Archaeologists discover a 1,700 year-old tomb along the route of Struma motorway

Photo: BGNES

Archaeologists discovered more than 1,500 unique items during a dig along the route of a new section of Struma motorway. The archaeologists from the Bulgarian Academy of Sciences should complete their job by July so construction of the motorway section from Blagoevgrad to Krupnik can begin. A large settlement has been unearthed there dating back to the time of the Roman Empire – 12 big buildings from the 3rd to the 6th century AD. The most valuable finds include 1,000 coins – bronze, silver and one gold-plated coin. A 1,700 year-old tomb has been discovered, which is completely intact. The valuable items found inside include a glass goblet and bottle with ornaments, a piece of fabric used to cover the body laid there.
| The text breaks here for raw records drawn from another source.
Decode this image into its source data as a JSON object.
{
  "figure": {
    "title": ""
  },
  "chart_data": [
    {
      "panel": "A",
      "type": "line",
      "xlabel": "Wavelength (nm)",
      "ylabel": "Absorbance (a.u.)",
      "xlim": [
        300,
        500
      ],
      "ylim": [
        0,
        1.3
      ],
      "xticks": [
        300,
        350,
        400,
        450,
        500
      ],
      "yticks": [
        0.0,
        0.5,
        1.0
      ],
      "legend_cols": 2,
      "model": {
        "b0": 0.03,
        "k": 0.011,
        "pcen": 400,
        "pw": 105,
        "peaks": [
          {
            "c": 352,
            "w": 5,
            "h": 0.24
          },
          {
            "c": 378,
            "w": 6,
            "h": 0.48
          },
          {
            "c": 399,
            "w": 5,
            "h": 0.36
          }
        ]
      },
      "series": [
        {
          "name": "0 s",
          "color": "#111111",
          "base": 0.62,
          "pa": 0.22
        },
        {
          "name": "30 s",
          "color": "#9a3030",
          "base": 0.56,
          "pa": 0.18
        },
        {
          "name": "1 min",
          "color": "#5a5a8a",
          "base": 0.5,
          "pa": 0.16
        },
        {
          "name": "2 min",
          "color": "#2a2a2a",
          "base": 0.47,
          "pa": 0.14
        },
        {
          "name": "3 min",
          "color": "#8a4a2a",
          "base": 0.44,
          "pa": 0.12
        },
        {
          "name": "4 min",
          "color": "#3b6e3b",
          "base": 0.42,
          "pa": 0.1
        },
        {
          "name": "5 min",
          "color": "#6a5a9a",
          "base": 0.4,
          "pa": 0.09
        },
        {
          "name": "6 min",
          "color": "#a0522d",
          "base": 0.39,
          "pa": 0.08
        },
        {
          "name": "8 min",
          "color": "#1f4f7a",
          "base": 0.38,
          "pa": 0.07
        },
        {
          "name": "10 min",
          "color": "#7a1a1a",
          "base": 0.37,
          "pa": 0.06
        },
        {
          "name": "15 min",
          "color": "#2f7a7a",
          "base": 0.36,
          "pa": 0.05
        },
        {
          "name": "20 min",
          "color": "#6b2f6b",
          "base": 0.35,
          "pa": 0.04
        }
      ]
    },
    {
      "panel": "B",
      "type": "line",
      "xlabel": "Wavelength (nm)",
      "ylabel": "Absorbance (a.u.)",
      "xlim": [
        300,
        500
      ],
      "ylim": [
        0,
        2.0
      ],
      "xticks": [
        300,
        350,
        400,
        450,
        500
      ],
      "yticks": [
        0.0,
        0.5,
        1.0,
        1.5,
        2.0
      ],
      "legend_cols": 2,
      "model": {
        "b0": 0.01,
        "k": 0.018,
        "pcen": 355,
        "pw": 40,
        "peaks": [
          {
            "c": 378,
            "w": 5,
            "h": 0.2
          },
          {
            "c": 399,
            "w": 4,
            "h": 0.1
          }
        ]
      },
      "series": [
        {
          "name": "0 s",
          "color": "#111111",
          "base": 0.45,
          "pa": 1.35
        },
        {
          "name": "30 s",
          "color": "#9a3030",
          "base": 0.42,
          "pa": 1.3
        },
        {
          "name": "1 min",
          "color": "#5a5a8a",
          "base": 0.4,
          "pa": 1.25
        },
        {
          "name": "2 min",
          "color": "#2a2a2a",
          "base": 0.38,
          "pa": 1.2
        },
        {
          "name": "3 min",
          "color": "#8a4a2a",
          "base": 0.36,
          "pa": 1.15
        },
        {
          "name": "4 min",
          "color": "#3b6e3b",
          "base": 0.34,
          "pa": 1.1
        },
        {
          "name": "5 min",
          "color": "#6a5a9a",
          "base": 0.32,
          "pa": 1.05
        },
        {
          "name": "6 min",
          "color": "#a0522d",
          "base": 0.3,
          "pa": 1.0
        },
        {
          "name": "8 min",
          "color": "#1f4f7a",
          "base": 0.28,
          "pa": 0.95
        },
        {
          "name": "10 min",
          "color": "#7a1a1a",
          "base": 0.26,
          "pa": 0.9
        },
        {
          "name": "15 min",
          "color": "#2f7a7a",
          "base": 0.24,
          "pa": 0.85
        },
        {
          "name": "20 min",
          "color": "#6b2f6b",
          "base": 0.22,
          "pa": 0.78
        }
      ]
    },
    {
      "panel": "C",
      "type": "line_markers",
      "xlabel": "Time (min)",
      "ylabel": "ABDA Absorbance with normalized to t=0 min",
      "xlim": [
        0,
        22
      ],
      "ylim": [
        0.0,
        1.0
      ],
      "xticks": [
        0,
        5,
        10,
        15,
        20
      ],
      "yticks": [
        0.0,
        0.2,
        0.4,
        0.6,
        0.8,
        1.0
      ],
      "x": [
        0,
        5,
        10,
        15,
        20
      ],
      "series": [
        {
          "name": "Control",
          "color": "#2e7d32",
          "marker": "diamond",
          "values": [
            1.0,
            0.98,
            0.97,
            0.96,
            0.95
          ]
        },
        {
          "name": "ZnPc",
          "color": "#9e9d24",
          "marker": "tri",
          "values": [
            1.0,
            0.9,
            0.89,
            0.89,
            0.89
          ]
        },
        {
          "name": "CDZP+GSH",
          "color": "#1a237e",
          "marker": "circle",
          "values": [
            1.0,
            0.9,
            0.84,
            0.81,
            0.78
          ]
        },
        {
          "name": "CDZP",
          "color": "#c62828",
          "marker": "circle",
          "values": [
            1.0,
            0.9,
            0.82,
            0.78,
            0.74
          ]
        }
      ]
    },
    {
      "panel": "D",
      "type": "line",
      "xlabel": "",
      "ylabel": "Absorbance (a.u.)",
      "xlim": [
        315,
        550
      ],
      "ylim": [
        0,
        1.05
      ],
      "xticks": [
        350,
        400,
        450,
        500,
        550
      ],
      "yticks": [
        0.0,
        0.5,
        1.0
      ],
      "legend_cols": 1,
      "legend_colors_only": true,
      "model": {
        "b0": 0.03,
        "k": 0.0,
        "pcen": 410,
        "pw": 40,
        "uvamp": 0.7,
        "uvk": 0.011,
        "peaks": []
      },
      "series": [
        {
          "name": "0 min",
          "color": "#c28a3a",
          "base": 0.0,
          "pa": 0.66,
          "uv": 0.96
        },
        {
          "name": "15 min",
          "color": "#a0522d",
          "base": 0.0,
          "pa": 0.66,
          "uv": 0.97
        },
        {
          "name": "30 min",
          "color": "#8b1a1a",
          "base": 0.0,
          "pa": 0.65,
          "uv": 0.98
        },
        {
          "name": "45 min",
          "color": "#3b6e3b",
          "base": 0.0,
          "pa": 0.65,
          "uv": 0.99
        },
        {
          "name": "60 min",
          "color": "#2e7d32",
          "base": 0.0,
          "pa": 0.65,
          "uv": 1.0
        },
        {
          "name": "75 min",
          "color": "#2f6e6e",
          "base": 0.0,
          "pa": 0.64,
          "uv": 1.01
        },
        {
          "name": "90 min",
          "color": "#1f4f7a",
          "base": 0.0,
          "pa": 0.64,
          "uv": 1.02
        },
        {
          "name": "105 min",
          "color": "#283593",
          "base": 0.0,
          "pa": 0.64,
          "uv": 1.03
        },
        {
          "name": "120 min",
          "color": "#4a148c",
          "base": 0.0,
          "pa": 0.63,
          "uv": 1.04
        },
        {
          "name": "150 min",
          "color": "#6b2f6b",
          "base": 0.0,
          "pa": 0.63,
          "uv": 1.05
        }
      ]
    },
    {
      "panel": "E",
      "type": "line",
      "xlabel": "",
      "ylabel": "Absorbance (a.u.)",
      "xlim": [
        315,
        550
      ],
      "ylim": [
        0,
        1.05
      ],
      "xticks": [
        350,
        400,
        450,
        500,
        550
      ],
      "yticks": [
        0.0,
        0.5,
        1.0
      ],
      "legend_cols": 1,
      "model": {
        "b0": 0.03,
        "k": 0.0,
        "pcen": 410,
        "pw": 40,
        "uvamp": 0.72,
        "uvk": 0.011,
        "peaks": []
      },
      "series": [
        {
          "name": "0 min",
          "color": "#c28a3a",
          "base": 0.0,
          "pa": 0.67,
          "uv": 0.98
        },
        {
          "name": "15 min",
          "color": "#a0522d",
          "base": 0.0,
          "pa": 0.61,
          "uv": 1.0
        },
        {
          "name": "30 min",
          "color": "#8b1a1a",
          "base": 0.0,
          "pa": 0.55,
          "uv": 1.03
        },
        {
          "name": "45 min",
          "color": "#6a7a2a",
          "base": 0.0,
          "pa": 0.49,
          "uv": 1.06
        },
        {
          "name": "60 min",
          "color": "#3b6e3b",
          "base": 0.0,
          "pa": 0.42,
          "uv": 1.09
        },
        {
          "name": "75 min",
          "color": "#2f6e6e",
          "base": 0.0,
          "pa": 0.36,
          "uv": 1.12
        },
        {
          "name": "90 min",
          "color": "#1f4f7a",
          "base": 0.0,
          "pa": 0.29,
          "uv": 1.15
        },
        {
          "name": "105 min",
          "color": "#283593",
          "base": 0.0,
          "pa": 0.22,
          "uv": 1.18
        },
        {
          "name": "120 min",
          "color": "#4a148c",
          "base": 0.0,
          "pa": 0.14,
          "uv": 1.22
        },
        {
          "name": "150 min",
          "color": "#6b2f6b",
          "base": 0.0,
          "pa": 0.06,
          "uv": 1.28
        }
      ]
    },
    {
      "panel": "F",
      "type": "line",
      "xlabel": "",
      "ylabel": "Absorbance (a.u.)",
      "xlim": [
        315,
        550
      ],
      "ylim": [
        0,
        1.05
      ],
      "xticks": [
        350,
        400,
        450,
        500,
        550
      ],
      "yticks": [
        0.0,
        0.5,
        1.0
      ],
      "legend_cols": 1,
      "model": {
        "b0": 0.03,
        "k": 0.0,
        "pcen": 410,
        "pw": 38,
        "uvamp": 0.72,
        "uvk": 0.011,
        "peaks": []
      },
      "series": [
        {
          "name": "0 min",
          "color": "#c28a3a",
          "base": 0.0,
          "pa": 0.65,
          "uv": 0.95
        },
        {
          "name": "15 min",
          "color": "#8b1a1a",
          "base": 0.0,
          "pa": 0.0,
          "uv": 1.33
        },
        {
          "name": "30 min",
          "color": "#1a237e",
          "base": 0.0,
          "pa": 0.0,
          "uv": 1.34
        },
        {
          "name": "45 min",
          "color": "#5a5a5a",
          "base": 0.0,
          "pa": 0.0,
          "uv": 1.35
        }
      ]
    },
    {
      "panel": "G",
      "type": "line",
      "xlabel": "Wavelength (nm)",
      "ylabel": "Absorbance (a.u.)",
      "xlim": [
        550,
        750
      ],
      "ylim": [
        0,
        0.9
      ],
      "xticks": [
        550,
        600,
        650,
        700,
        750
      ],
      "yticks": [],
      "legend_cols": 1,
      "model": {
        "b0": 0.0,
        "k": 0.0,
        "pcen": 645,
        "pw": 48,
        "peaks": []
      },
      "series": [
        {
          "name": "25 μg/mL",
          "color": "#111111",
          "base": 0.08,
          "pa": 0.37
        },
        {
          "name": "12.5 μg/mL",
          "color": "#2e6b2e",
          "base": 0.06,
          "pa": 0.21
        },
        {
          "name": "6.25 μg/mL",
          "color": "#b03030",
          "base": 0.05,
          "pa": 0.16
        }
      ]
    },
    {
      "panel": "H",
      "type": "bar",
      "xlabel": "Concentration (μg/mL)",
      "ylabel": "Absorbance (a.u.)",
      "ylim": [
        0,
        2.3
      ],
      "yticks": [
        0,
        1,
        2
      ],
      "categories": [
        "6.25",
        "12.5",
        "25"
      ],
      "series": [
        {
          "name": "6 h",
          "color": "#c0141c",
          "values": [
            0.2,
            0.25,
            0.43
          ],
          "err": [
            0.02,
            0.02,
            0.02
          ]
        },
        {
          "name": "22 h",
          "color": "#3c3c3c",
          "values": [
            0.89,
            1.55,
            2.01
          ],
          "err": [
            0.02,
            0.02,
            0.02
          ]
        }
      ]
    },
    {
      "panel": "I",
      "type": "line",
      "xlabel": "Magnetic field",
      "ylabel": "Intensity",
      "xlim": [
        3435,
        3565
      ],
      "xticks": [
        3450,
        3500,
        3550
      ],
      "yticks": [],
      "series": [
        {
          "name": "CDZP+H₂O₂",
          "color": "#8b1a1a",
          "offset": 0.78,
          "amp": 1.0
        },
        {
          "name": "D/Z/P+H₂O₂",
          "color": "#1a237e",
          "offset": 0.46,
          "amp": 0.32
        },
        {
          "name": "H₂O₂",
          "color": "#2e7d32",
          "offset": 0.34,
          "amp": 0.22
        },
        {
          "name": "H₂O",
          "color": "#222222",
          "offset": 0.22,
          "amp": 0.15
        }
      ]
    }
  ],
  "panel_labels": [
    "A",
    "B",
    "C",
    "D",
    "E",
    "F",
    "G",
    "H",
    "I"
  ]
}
Archaeologists say they may have found the remains of the settlement Skaptopara, predecessor of the latter-day town of Blagoevgrad. What is known about Skaptopara is that it was a Thracian town built next to the thermal springs along the Struma River. To be sure experts will have to find inscriptions on stone used to mark the city limits in that period. Remains of ancient towns, jewellery made of bronze and precious metals, pottery and objects connected with the army were discovered during a dig at another location along the planned route of the motorway. Between the villages of Dren and Delyan, the archaeologists unearthed remains dating back to the early Iron age (9th-13th century BC) – almost 100 graves, in which they found jewellery, spears, knives, harness fittings etc. In the Doupnitsa-Blagoevgrad section they discovered remains of an early Neolithic settlement, unique to Europe, dated to the 8th millennium BC. At a depth of 3 meters they found the oldest mother-of-pearl button and needle, tools, a loom-weight and other items.